The door leading from the room was unlocked and he stepped out into a dark corridor. Looking over the balustrade, he could see that the floor below was brilliantly lighted. From an article in a magazine devoted to interior decoration he had learned the complete lay-out of the residence. He knew, for example, that the servants slept in the “el” of the house which abutted on the mews behind. Ordinarily he would have expected them to be in bed by this time. But the Baroness had told him she had guests coming in. There would inevitably be some servants making preparations. They would hardly have business on the second or third floors of the house. The Burton Trents, who had let their superb home as a war-economy measure, would never allow any alteration of the arrangement of their wonderful furniture. And the Baroness would hardly be likely to venture to set her taste against that of a family she admired and indeed envied. It was therefore probable that the Baroness occupied the splendid sleeping chamber on the second floor front, an apartment to which the writer on interior decoration had devoted several pages.

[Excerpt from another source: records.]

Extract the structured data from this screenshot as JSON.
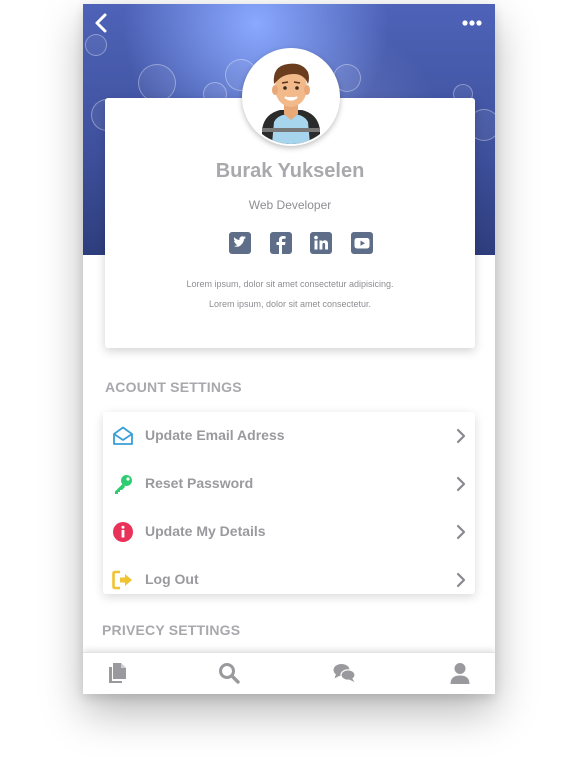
{
  "profile": {
    "name": "Burak Yukselen",
    "role": "Web Developer",
    "bio_line1": "Lorem ipsum, dolor sit amet consectetur adipisicing.",
    "bio_line2": "Lorem ipsum, dolor sit amet consectetur."
  },
  "social": [
    "twitter-icon",
    "facebook-icon",
    "linkedin-icon",
    "youtube-icon"
  ],
  "account_settings": {
    "title": "ACOUNT SETTINGS",
    "items": [
      {
        "label": "Update Email Adress",
        "icon": "envelope-open-icon",
        "color": "#3a9fd8"
      },
      {
        "label": "Reset Password",
        "icon": "key-icon",
        "color": "#2ecc71"
      },
      {
        "label": "Update My Details",
        "icon": "info-icon",
        "color": "#e8325a"
      },
      {
        "label": "Log Out",
        "icon": "sign-out-icon",
        "color": "#f1c232"
      }
    ]
  },
  "privacy_settings": {
    "title": "PRIVECY SETTINGS"
  },
  "tabbar": [
    "documents-icon",
    "search-icon",
    "chat-icon",
    "user-icon"
  ],
  "colors": {
    "accent_social": "#5e6e88",
    "text_muted": "#a9a9ad"
  }
}
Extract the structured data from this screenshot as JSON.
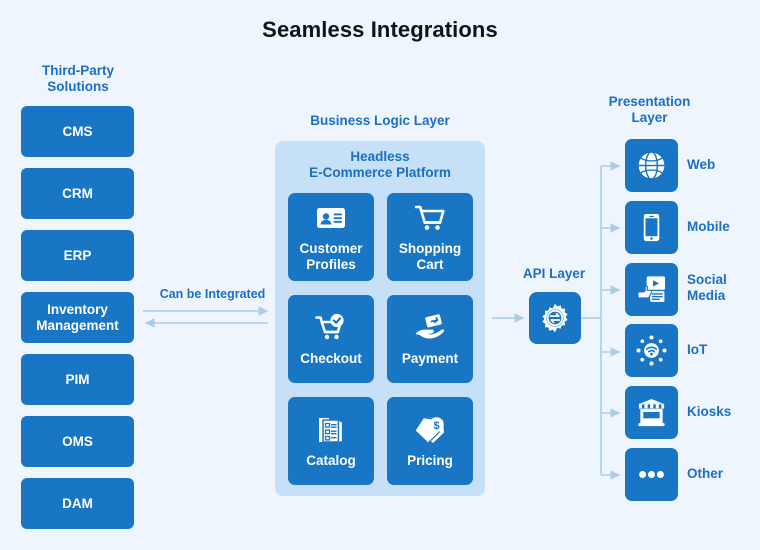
{
  "title": "Seamless Integrations",
  "colors": {
    "background": "#eff5fd",
    "box_blue": "#1976c4",
    "container_blue": "#c6e0f7",
    "heading_blue": "#1b6fc4",
    "connector_blue": "#aacdea",
    "title_dark": "#0f1419"
  },
  "third_party": {
    "heading": "Third-Party\nSolutions",
    "heading_line1": "Third-Party",
    "heading_line2": "Solutions",
    "items": [
      {
        "label": "CMS",
        "icon": "none"
      },
      {
        "label": "CRM",
        "icon": "none"
      },
      {
        "label": "ERP",
        "icon": "none"
      },
      {
        "label": "Inventory Management",
        "label_line1": "Inventory",
        "label_line2": "Management",
        "icon": "none"
      },
      {
        "label": "PIM",
        "icon": "none"
      },
      {
        "label": "OMS",
        "icon": "none"
      },
      {
        "label": "DAM",
        "icon": "none"
      }
    ]
  },
  "integration_connector": {
    "label": "Can be Integrated",
    "arrow_right": "arrow-right-icon",
    "arrow_left": "arrow-left-icon"
  },
  "business_logic": {
    "heading": "Business Logic Layer",
    "subtitle_line1": "Headless",
    "subtitle_line2": "E-Commerce Platform",
    "capabilities": [
      {
        "label": "Customer Profiles",
        "label_line1": "Customer",
        "label_line2": "Profiles",
        "icon": "id-card-icon"
      },
      {
        "label": "Shopping Cart",
        "label_line1": "Shopping",
        "label_line2": "Cart",
        "icon": "shopping-cart-icon"
      },
      {
        "label": "Checkout",
        "label_line1": "Checkout",
        "label_line2": "",
        "icon": "cart-check-icon"
      },
      {
        "label": "Payment",
        "label_line1": "Payment",
        "label_line2": "",
        "icon": "hand-card-icon"
      },
      {
        "label": "Catalog",
        "label_line1": "Catalog",
        "label_line2": "",
        "icon": "catalog-book-icon"
      },
      {
        "label": "Pricing",
        "label_line1": "Pricing",
        "label_line2": "",
        "icon": "price-tag-icon"
      }
    ]
  },
  "api_layer": {
    "label": "API Layer",
    "icon": "gear-exchange-icon"
  },
  "presentation": {
    "heading_line1": "Presentation",
    "heading_line2": "Layer",
    "channels": [
      {
        "label": "Web",
        "label_line1": "Web",
        "label_line2": "",
        "icon": "globe-icon"
      },
      {
        "label": "Mobile",
        "label_line1": "Mobile",
        "label_line2": "",
        "icon": "mobile-phone-icon"
      },
      {
        "label": "Social Media",
        "label_line1": "Social",
        "label_line2": "Media",
        "icon": "social-media-icon"
      },
      {
        "label": "IoT",
        "label_line1": "IoT",
        "label_line2": "",
        "icon": "iot-icon"
      },
      {
        "label": "Kiosks",
        "label_line1": "Kiosks",
        "label_line2": "",
        "icon": "kiosk-icon"
      },
      {
        "label": "Other",
        "label_line1": "Other",
        "label_line2": "",
        "icon": "ellipsis-icon"
      }
    ]
  }
}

His borrowed cloak enveloping him, he descended the broad stairs until he stood at the entrance of the room he sought. It was indeed a magnificent place. His artistic sense delighted in it. Its furniture had once been in the sleeping room of a Venetian Doge. It had cost a fortune to buy.

The dressing room leading from it was lighted more brilliantly. There was a danger that the Baroness’s maid might be there awaiting the return of her mistress.

Peeping through the half-opened door, he satisfied himself that no maid was there. On the superb dressing table with its rich ornaments he could see a large gold casket, jewel-encrusted, which probably hid the stones he had come to get.

Swiftly he crossed the soft Aubusson carpet and came to the table. He was far too cautious to lay hands on the metal box straightaway. Although he was nameless and numberless so far as the police were concerned, he was not anxious to leave finger-prints behind. He knew that in all robberies such as he intended the police carefully preserve the finger-prints amongst the records of the case and hope eventually to saddle the criminal with indisputable evidence of his theft. Usually Parker wore the white kid gloves that go with full evening dress. To-night he was without them. He was also in the habit of carrying a tube of collodion to coat the finger-tips and defy the finger-printers. This, too, he was without since his adventure was an unpremeditated one.

While he was wondering how to set about his business, he was startled by a sound behind him. From the cover of a chaise longue at the far end of the room a small, thin man raised himself. Trent knew in a moment it was the Baron von Eckstein. He relaxed his tense attitude and walked with a friendly smile to the other man. He had mentally rehearsed the rôle he was to play. But the Baron surprised him.

“Hip, hip, ’ooray!” hiccoughed the aristocrat.

There was not a doubt as to his condition. He swayed as he tried to sit up straighter. His eyes were glazed with drink.